Moreover, when Helen was so ill, he sent her a large bouquet of flowers, with a little message: 'get well soon, love Sammy'."
The Candy Man Fan 
In The Christopher Lee filmography, by Tom Johnson, Mark A. Miller, Lee recalled: 

"Sammy was a tremendous fan of Hammer films. He'd seen every one of them and knew every part I had played. We became pretty close friends; and when he did One More Time he did ask me and Peter if we would do this as a favour for him, just for the fun of it and we did. Sammy was one of the great personalities of show business, and one of the most talented ... I always got the impression that Jerry Lewis really thought that this [cameo] was gilding the lily a bit...  but he gave in because Sammy said , 'This is what I want, and I am insisting."


"Marvelous actors and real gentlemen.
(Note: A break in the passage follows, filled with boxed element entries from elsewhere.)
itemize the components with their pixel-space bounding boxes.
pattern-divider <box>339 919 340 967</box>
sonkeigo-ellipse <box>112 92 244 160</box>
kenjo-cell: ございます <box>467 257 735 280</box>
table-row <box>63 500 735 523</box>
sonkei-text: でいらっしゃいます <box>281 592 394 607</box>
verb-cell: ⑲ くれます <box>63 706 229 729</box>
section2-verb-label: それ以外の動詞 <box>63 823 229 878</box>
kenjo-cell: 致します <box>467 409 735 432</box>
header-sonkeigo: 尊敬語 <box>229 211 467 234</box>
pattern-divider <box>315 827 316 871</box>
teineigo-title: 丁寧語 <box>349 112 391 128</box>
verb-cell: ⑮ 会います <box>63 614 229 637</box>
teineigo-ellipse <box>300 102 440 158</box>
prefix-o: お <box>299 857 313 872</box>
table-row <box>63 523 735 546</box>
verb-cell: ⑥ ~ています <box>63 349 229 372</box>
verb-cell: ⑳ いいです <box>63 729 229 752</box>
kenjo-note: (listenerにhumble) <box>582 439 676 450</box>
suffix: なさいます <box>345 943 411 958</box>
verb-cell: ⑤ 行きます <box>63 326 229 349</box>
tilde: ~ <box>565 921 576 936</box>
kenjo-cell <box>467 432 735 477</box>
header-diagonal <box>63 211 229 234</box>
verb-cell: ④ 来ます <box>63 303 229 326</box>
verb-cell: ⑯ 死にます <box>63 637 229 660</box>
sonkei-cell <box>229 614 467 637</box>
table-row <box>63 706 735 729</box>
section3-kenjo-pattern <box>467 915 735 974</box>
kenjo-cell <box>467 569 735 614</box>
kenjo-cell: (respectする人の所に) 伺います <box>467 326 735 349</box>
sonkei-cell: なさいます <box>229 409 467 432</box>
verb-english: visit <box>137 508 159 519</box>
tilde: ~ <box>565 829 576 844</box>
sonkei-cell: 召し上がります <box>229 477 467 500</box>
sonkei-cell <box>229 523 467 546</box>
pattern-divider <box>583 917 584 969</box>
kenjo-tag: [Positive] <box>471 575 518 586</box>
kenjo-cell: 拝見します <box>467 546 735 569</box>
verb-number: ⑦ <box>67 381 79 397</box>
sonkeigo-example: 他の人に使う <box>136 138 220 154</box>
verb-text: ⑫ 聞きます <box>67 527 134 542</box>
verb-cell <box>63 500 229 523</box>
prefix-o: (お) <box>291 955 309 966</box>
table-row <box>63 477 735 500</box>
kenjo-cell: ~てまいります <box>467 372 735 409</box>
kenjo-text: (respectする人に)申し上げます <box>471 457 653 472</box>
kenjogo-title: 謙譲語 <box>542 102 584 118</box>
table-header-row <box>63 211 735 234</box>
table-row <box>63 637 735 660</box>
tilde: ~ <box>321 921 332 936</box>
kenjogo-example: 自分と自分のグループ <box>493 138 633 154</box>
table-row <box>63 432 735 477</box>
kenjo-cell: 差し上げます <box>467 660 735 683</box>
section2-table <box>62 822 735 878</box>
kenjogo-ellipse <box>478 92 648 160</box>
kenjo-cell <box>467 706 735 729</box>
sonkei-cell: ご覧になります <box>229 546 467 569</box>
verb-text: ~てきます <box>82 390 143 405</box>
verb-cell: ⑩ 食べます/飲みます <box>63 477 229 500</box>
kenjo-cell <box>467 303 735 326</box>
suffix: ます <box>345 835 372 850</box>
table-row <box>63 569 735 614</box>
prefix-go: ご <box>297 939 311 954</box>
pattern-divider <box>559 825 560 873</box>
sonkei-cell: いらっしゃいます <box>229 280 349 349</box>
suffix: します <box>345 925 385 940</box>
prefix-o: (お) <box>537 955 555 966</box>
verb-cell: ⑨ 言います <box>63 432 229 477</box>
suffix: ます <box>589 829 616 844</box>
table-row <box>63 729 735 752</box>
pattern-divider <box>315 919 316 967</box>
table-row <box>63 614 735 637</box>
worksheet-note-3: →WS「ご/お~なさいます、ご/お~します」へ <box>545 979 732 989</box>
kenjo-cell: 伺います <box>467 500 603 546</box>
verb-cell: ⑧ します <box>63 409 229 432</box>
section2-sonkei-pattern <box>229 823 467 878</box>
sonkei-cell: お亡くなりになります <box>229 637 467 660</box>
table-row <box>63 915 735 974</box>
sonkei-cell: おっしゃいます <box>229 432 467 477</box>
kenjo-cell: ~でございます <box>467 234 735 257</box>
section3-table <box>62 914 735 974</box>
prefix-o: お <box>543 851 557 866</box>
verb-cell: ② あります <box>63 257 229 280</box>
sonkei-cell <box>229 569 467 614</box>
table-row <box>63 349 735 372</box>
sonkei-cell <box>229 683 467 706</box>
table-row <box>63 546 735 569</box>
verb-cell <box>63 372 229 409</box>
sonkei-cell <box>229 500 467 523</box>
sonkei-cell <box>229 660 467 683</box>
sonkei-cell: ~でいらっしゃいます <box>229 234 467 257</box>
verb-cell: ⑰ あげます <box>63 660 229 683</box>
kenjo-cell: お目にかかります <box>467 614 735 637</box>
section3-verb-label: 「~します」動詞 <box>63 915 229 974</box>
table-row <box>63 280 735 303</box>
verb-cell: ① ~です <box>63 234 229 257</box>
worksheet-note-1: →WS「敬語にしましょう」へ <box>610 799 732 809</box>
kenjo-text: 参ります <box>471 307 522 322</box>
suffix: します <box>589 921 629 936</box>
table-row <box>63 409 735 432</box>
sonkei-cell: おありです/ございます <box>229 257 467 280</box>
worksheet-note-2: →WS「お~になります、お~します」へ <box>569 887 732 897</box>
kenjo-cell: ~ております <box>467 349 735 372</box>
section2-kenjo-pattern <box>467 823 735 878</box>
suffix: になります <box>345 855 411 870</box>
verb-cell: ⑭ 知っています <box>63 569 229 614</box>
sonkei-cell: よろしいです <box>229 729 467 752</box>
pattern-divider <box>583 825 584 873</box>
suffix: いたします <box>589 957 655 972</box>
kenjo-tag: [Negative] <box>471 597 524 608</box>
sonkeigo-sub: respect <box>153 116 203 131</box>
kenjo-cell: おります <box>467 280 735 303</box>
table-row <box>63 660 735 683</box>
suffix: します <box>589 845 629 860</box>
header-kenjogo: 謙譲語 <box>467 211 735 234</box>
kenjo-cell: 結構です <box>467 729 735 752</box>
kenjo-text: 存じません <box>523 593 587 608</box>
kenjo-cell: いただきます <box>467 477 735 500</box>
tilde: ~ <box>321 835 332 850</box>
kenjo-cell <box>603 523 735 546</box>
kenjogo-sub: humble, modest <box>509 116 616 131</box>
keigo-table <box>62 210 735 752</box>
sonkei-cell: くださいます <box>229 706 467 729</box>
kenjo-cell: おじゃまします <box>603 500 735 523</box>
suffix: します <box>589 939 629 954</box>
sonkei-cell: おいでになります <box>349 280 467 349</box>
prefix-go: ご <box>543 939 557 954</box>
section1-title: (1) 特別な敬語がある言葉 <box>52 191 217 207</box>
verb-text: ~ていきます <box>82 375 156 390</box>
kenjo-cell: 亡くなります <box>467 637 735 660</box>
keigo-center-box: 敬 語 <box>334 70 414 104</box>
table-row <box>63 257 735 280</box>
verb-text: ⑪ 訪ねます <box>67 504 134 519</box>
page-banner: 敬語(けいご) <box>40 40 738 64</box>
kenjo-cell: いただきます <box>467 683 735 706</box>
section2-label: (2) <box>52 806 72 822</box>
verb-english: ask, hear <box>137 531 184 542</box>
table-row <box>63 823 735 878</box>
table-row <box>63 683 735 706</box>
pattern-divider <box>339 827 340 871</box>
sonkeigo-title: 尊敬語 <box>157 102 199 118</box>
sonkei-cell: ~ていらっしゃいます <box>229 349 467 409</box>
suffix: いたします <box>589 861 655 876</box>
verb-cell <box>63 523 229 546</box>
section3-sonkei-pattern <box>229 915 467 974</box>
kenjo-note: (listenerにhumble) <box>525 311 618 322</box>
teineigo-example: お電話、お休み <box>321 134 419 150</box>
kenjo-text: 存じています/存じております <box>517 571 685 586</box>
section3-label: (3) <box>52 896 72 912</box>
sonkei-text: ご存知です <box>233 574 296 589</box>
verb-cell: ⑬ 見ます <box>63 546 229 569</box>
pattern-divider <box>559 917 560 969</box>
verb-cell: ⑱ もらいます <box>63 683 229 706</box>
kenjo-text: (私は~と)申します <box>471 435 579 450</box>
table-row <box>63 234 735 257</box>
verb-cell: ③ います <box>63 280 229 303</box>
It was a pleasure to work with those fine men."
Jerry Lewis
Sammy Davis jnr employed Lee a few years later to play Lucifer (who else) in a 1973 television pilot called Poor Devil. The 'Candy Man' himself played a lowly demon charged with winning the soul of Jack Klugman. 
Adam West also appeared. 
No, I'm not making any of this post up. How could anyone claim that Hammer Films, The Rat Pack, Doctor Who and Batman were ever connected unless it was actually true?
As for One More Time itself, I haven't seen it and am yet to even find a remotely positive review. Fortunately, almost the entirety of Cushing and Lee's appearances can be seen at the beginning of this trailer, so I won't ever need to.